Hello All,
I have a Suricata instance that does not have internet access. I currently update my Suricata rules using suricata-update pointing to a local file. I would like to incorporate Snort subscriber rules as well as the SUricata ET Open rules and need some information on how to do this. Do I just update the suricata-update --local= to point to the snort file?
Also, I’m assuming only use snort 2.9 rules?
Thanks in advance!
Does any have any thoughts on this?
Checkout the enable-source command for Suricata-Update: enable-source - Enable a source — suricata-update 1.3.0 documentation
You can enable a source that is a file:// URL, so just point that to the tar of Snort rules.

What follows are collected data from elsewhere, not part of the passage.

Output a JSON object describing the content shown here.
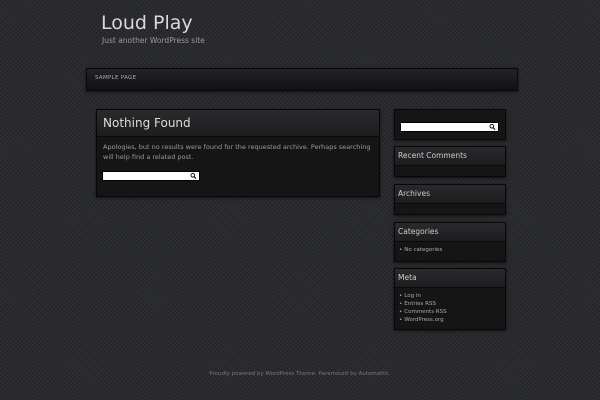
{
  "site": {
    "title": "Loud Play",
    "tagline": "Just another WordPress site"
  },
  "nav": {
    "items": [
      "SAMPLE PAGE"
    ]
  },
  "content": {
    "title": "Nothing Found",
    "message": "Apologies, but no results were found for the requested archive. Perhaps searching will help find a related post.",
    "search_value": ""
  },
  "sidebar": {
    "search_value": "",
    "recent_comments": {
      "title": "Recent Comments"
    },
    "archives": {
      "title": "Archives"
    },
    "categories": {
      "title": "Categories",
      "items": [
        "No categories"
      ]
    },
    "meta": {
      "title": "Meta",
      "items": [
        "Log in",
        "Entries RSS",
        "Comments RSS",
        "WordPress.org"
      ]
    }
  },
  "footer": {
    "text": "Proudly powered by WordPress Theme: Paramount by Automattic."
  },
  "icons": {
    "search": "search-icon"
  },
  "colors": {
    "background": "#2e2f33",
    "panel": "#151516",
    "header_gradient_top": "#2a2a2c"
  }
}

Note that Snort rules are not tested by us at all, so your mileage may vary.
Thank you for the reply. Since I’m already using the file option for suricata-update to point to my off-line Suricata ET rules, will adding the path to the snort-tar.gz file overwrite the path to the ET rules, or will it add a second file location option?
Thank you again for your time!
Which file option is that?
I’d recommend doing the add-source 2x, for each of your offline rulesets… Something like:
suricata-update add-source local-etopen file:///tmp/etopen.tar.gz
suricata-update add-source local-snort file:///tmp/snort.tar.gz
Thank you again! Greatly appreciated!